Esta semana he visto en los muros de Facebook dos comentarios que me han hecho pensar.
1)      Muro de Ediciones aContracorriente, Martes día 12: “Estoy yo aquí desayunando y planteándome que hay demasiado que leer. Es decir hay novedades y novedades, presentaciones y presentaciones. Lo mismo es por las ferias del libro y eso pero creo que estamos cayendo en la «lectura rápida» ¿Está pasando lo mismo con la escritura? ¿Cantidad antes que calidad?”.
2)      El mismo día, en el muro de Nicasia Recorretúneles: “Cada vez hay más gente que olvida lo importante que son la paciencia y la constancia para un escritor. Quieren publicar YA, como sea y cuando sea. Le hacen un flaco favor a su trabajo con tanta prisa”.
Pues les doy la razón a ambas.
Sí, creo que hoy hay mucha, muchísima más cantidad que calidad. Y esto es responsabilidad directa del autor. Muchos escriben un texto y, emocionados por el logro, se lanzan a su publicación. Muchas veces falta la humildad, o la capacidad de autocrítica, suficiente. No todas las historias que se nos ocurres son suficientemente buenas. Yo recuerdo con terror algunas de las ideas que se me han ocurrido y no me atrevo ni a mencionarlas en voz alta. Pero algunos se lanzan y las escriben. Y no solo eso, sino que también intentan publicarlas. Como es lógico, lo habitual es que se rechace el texto, porque a escribir hay que aprender. Son muy pocos los que logran publicar su primera obra, y ya no digamos “triunfar” con ella. No todo lo que uno escribe tiene la calidad suficiente como para ser publicado.

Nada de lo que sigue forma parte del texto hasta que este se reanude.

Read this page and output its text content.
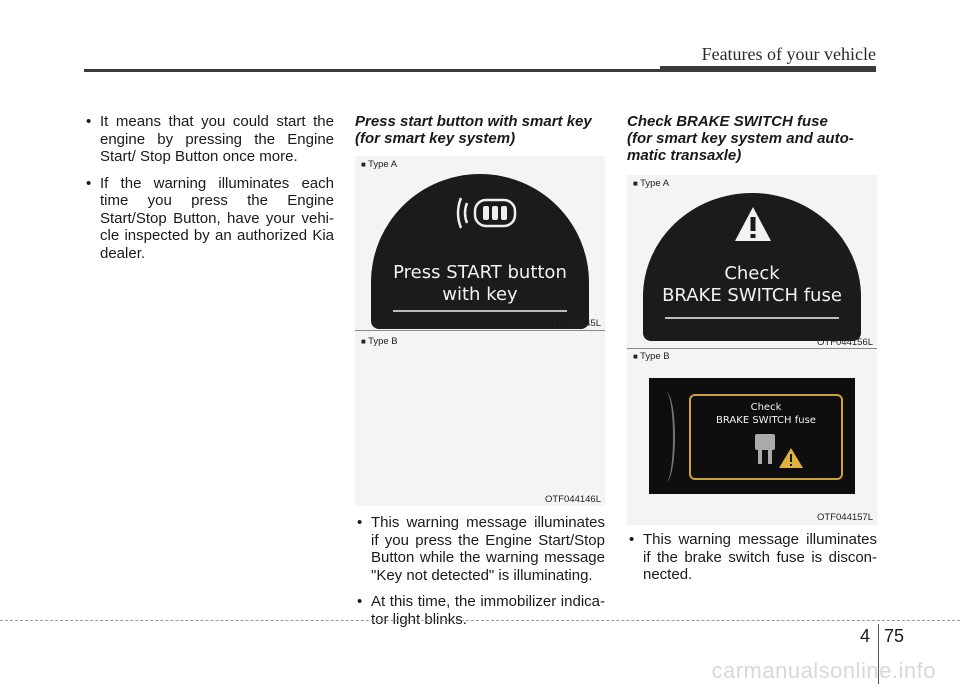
Features of your vehicle

• It means that you could start the engine by pressing the Engine Start/ Stop Button once more.

• If the warning illuminates each time you press the Engine Start/Stop Button, have your vehi-cle inspected by an authorized Kia dealer.

Press start button with smart key

(for smart key system)

■ Type A
Press START button
with key
OTF044145L
■ Type B
OTF044146L

• This warning message illuminates if you press the Engine Start/Stop Button while the warning message "Key not detected" is illuminating.

• At this time, the immobilizer indica-tor light blinks.

Check BRAKE SWITCH fuse

(for smart key system and auto-

matic transaxle)

■ Type A
Check
BRAKE SWITCH fuse
OTF044156L
■ Type B
Check
BRAKE SWITCH fuse
OTF044157L

• This warning message illuminates if the brake switch fuse is discon-nected.

4 75
carmanualsonline.info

Y es entonces cuando suele venir el desastre.
Puede ocurrir por muchos motivos, aunque hay dos aspectos que en mi opinión son fundamentales.
El primero es por falta de autocrítica. Muchos no se hacen una pregunta clave: ¿Por qué? ¿Por qué se ha rechazado mi obra? Puede ser porque necesite una corrección ortotipográfica, de estilo, y hasta de estructura, tan profunda que el coste no compense los beneficios para una editorial. Puede que el argumento sea flojo. Puede que no se creara un conflicto interesante, o que los personajes no estén bien trabajados, no se refleje bien la época… Pueden ser tantas cosas… Y todas ellas son responsabilidad del autor. El problema es que, mucho más a menudo de lo que es aconsejable se cargan las tintas contra la editorial: La editorial está ciega. La editorial busca textos de baja calidad aunque sea comerciales. La editorial publica novelas peores que la mía. Si no tienes padrino o no conoces a nadie o no tienes agente o no has ganado un premio, la editorial no se fija en ti.
Falso.
Hace casi 3 años escribí una novela. En su momento estaba más que satisfecho con el resultado. Hoy soy consciente de que no tenía la calidad suficiente y me toca rescribirla.

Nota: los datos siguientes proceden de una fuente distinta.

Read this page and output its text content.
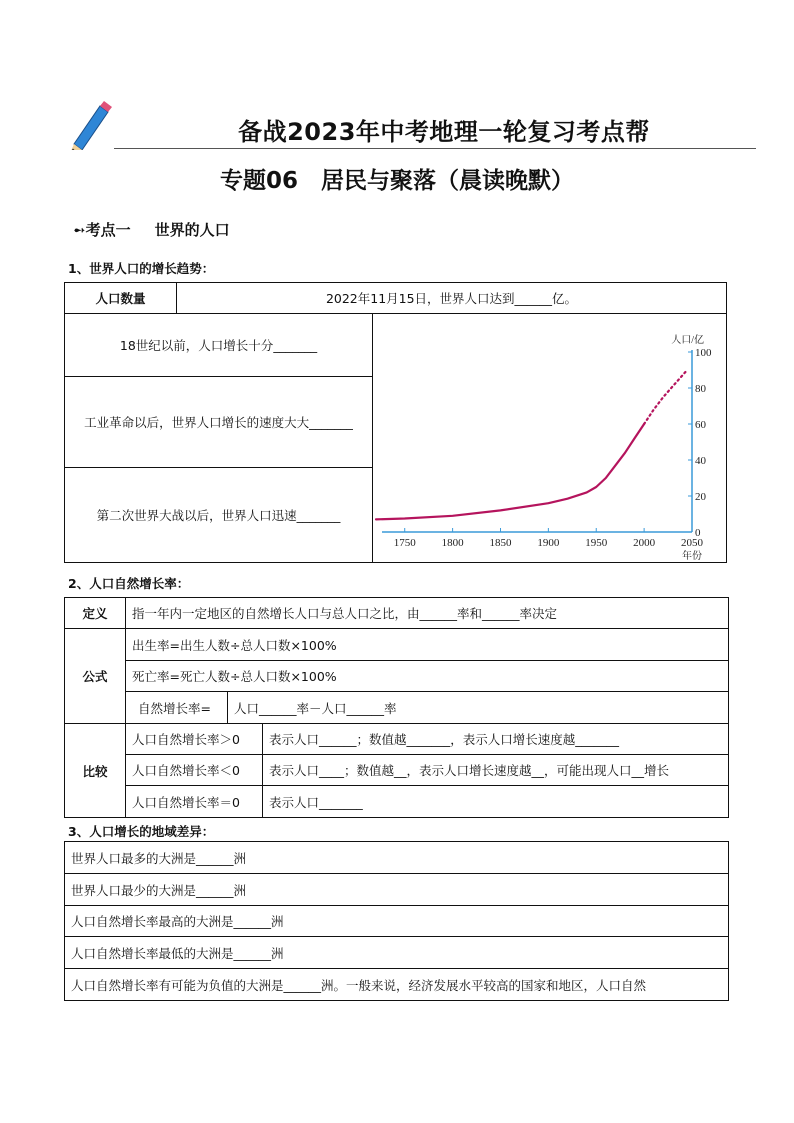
备战2023年中考地理一轮复习考点帮
专题06　居民与聚落（晨读晚默）
➻考点一 世界的人口
1、世界人口的增长趋势：
人口数量	2022年11月15日，世界人口达到______亿。
18世纪以前，人口增长十分_______
工业革命以后，世界人口增长的速度大大_______
第二次世界大战以后，世界人口迅速_______
0
20
40
60
80
100
1750 1800 1850 1900 1950 2000 2050
人口/亿
年份
2、人口自然增长率：
定义	指一年内一定地区的自然增长人口与总人口之比，由______率和______率决定
公式
出生率=出生人数÷总人口数×100%
死亡率=死亡人数÷总人口数×100%
自然增长率=	人口______率－人口______率
比较
人口自然增长率＞0	表示人口______；数值越_______，表示人口增长速度越_______
人口自然增长率＜0	表示人口____；数值越__，表示人口增长速度越__，可能出现人口__增长
人口自然增长率＝0	表示人口_______
3、人口增长的地域差异：
世界人口最多的大洲是______洲
世界人口最少的大洲是______洲
人口自然增长率最高的大洲是______洲
人口自然增长率最低的大洲是______洲
人口自然增长率有可能为负值的大洲是______洲。一般来说，经济发展水平较高的国家和地区，人口自然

La editorial es un negocio. Si le llega un texto que crea que puede darle beneficios, lo publicará. Y algunas veces se equivocan. Por supuesto. Pero eso no quiere decir que se equivoquen siempre, ni que se hayan equivocado con nuestro texto. Repito: la autocrítica es fundamental.
Y llego con eso a un punto triste, pero que uno debe que plantearse, porque se trata de una verdad demoledora: no todo el mundo vale para escribir.
A mi no se me ocurriría grabar un disco e ir a una discográfica para intentar ser cantante. Todos nos hemos reído, a veces hasta las lágrimas, de esas audiciones televisivas en las que algunos, con toda su ilusión y sus ganas, se presentan a un concurso con el fin de convertirse en una estrella de la música. Bien, pues de esos también hay en el mundo de las letras. Y no se trata de que haya que reírse de ellos, ni mucho menos. Pero sí de ser consciente de que  no todo el mundo vale para esto.
Tampoco se me ocurriría estudiar ingeniería o medicina. Hay que saber aceptar para qué cosas vale uno y para qué otras no vale. Siempre me ha llamado la atención poder ir al espacio, ser astronauta. Pero, si cuando me subo en una simple noria me pongo verde por el mareo, tengo que ser capaz de aceptar que eso no es para mí. Y no pasa nada. Seguro que tengo otros mil aspectos que puedo desarrollar.
El otro motivo por el que estas cosas suelen terminar en desastre es la falta de paciencia, pero de eso hablaré otro día.